I'm not sorry. I'm not sorry at all. I blame Spady for this. Jack is a terrible influence on young children and should never be asked to babysit.

Ms Briar: Thanks for the review! Oh science that sucks. That must have hurt...

Spadefire: Thanks for the review! Yeah, that's just how I roll.

Serious Business

Summary: Jack sells Girl Scout cookies. Unfortunate Antics Ensue

He was going to regret this later, but at the moment, taking those pictures were so worth it. Here they were, two fully grown adults, standing on the street corner in berets and sashes, selling Girl Scout cookies. He could just sit back, relax, and watch two immortal badasses failing terribly at selling delicious cookies.

This was an almost perfect improvement to his day. It'd started out with being charged with supervising Megan's troop's cookie sale, and of course, what with him still on crutches from the shot put incident, it wasn't exactly a fun job. And of course, Chase and Wuya showed up around noon and apparently needed him to something mechanical, which could potentially result in the end of his evil probation. And of course, Megan, Suzy, and Whatsherface wouldn't just let him go and end his probation because apparently they needed an adult present.

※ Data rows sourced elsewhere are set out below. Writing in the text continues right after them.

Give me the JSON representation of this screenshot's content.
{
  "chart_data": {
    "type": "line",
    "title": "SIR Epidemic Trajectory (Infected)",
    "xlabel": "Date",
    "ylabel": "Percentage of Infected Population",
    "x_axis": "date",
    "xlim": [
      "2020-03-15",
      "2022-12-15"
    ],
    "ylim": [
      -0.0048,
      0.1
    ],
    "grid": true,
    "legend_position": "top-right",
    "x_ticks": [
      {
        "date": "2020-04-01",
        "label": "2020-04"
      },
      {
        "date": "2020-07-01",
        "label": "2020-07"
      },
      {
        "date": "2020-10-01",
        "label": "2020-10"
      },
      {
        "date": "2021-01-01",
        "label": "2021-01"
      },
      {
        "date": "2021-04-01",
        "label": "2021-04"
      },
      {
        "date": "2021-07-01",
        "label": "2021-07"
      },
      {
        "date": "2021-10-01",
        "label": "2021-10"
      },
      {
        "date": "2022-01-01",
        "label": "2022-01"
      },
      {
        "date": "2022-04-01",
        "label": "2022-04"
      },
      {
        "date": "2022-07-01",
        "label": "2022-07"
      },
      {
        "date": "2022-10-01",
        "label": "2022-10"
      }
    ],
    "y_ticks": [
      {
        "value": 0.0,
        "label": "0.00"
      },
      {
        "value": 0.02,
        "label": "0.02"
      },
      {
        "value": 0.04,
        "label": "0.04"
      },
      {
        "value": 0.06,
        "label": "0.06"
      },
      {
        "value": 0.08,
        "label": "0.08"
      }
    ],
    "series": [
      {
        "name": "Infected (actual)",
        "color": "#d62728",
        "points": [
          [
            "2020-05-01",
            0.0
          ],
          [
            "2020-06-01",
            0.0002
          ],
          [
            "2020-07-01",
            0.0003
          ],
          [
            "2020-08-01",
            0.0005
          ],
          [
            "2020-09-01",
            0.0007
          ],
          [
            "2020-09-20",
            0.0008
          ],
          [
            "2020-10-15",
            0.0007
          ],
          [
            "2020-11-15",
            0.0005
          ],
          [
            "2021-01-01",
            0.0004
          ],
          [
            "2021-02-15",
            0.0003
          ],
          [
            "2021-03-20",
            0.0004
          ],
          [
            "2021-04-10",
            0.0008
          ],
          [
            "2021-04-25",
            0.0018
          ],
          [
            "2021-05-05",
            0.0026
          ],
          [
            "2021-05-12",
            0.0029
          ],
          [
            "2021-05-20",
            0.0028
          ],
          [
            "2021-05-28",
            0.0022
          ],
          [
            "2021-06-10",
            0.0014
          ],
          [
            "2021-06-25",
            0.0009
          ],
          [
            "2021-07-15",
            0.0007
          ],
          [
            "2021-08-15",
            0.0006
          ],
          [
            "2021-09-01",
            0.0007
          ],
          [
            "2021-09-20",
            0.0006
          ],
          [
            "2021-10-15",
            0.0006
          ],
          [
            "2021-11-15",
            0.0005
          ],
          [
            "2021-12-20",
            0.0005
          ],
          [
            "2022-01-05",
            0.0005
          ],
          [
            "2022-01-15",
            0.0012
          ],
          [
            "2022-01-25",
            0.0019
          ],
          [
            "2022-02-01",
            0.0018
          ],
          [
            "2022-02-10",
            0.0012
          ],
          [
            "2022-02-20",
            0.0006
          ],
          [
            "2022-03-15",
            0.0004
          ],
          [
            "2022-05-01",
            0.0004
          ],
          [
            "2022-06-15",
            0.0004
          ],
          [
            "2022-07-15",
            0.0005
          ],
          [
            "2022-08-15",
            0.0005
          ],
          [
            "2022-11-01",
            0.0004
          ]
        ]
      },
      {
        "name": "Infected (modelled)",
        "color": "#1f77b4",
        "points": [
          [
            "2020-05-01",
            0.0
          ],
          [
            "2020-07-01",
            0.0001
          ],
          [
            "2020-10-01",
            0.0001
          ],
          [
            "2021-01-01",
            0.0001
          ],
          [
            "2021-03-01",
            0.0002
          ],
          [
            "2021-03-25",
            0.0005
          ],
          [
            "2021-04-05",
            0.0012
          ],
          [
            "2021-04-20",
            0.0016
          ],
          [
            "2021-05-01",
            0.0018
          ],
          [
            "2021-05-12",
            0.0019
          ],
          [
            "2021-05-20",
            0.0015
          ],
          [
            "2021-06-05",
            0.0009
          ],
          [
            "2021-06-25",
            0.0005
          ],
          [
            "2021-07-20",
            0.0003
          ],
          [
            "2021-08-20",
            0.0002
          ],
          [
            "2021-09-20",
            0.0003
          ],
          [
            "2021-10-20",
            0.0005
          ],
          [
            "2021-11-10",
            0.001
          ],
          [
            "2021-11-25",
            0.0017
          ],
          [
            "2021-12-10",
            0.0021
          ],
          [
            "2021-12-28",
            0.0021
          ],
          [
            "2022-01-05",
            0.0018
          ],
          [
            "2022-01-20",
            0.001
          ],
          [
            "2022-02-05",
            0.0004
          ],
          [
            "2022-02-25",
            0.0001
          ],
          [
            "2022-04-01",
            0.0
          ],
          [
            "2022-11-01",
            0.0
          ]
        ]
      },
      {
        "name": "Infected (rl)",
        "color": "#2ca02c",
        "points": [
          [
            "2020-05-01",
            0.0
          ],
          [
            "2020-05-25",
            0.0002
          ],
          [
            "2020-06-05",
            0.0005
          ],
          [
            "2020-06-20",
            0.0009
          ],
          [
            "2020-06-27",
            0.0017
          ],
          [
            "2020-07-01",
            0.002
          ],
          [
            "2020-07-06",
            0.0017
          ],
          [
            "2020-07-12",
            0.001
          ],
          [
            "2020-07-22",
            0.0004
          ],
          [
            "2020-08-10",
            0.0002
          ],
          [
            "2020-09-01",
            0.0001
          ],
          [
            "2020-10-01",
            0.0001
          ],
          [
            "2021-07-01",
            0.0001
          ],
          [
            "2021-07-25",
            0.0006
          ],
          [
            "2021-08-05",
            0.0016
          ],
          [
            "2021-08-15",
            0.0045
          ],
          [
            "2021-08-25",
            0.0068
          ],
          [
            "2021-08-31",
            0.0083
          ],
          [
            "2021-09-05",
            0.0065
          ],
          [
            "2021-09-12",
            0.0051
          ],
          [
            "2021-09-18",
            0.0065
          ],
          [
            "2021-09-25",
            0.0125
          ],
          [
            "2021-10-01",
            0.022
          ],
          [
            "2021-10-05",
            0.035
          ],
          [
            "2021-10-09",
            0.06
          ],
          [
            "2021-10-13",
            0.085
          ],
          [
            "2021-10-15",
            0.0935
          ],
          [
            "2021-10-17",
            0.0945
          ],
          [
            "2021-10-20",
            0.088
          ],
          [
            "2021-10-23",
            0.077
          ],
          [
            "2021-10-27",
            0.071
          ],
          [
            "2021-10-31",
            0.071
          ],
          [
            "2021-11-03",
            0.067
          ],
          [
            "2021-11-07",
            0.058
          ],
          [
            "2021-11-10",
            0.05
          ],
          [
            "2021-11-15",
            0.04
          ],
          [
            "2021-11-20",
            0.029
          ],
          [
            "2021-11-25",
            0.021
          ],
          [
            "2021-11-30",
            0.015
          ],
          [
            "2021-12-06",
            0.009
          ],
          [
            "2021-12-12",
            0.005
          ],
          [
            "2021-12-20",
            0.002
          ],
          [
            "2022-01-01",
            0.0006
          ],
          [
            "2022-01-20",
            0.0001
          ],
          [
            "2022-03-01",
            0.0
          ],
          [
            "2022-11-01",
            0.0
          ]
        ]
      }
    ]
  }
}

So, as much as he wanted to start jaywalking again, he was instead stuck here.

And of course, they weren't exactly happy with that and that'd led to an argument over how difficult this job actually was, which in turn led to the two of them taking over the stand. Dressed as Girl Scouts. And he was enjoying every moment of it. He'd sent Megan out for hot chocolate while back, he had a chair, and his JackPhone (patent pending) was full of shots of the two of them losing sales. It wasn't really a big deal, he knew they could make back the money and more by selling the remaining cookies to the Xiaolin Losers and the jungle cats at double the price, but it was so satisfying to watch.

"Aren't you two a little old to be Girl Scouts?" one particularly pedantic soccer mom said, examining a box of Thin Mints.

"No," Wuya said, not even bothering to sound younger. It was hideously obvious that they weren't actually kids, but the woman didn't push it further. Her son on the other hand…

"Aren't you a dude?" Chase only replied with The Look. Jack knew that Look. The one that managed to communicate that if you kept up whatever it was that you were doing, he would cover you in yarn and dangle you over the cats.

"And that precludes me from selling these delicious..." he picked up a box and examined the label. "Lemonaides at eight dollars a hideously misspelled box how?" Just when he thought this exchange couldn't get any more awkward…

The rest of the day went pretty much like that, Wuya being alternatingly surly and overly friendly to customers and Chase utterly failing as a salesman because of attempts to use evil emotional manipulation over something as trivial as cookies. Part way through the day, they'd somehow managed to get a hold of a sharpie and insisted on correcting the spelling on all the boxes. If anything, that made their enterprise even worse.

"So girls, what did you learn today?" he said, watching the two of them attempting to force a box of Samoas on a group of teenagers. It should have been the easiest sell ever, yet somehow they were driving teenagers away from cookies.

"Don't intimidate your buyers and offer a warm, inviting shopping environment, but at the same time don't be overly familiar and be firm about prices," said Megan. The kid had been reading a copy of an advanced business textbook in her spare time.

"Don't leave your merchandise unattended," said Suzy.

"Don't tell people their hair is stupid if yours is even stupider," said Whatsherface. The kidlet had a point.

"Good lessons. Now, watch a real business man work some magic," he said, taking out his JackPhone (Patent Pending) and dialed Kimiko's number. "Yo Xiaolin Losers…" He would find out later that they weren't buying the cookies at the inflated price as Tex knew all about the cookie prices because of his sister being a former scout. Thankfully, their gecko wasn't so informed.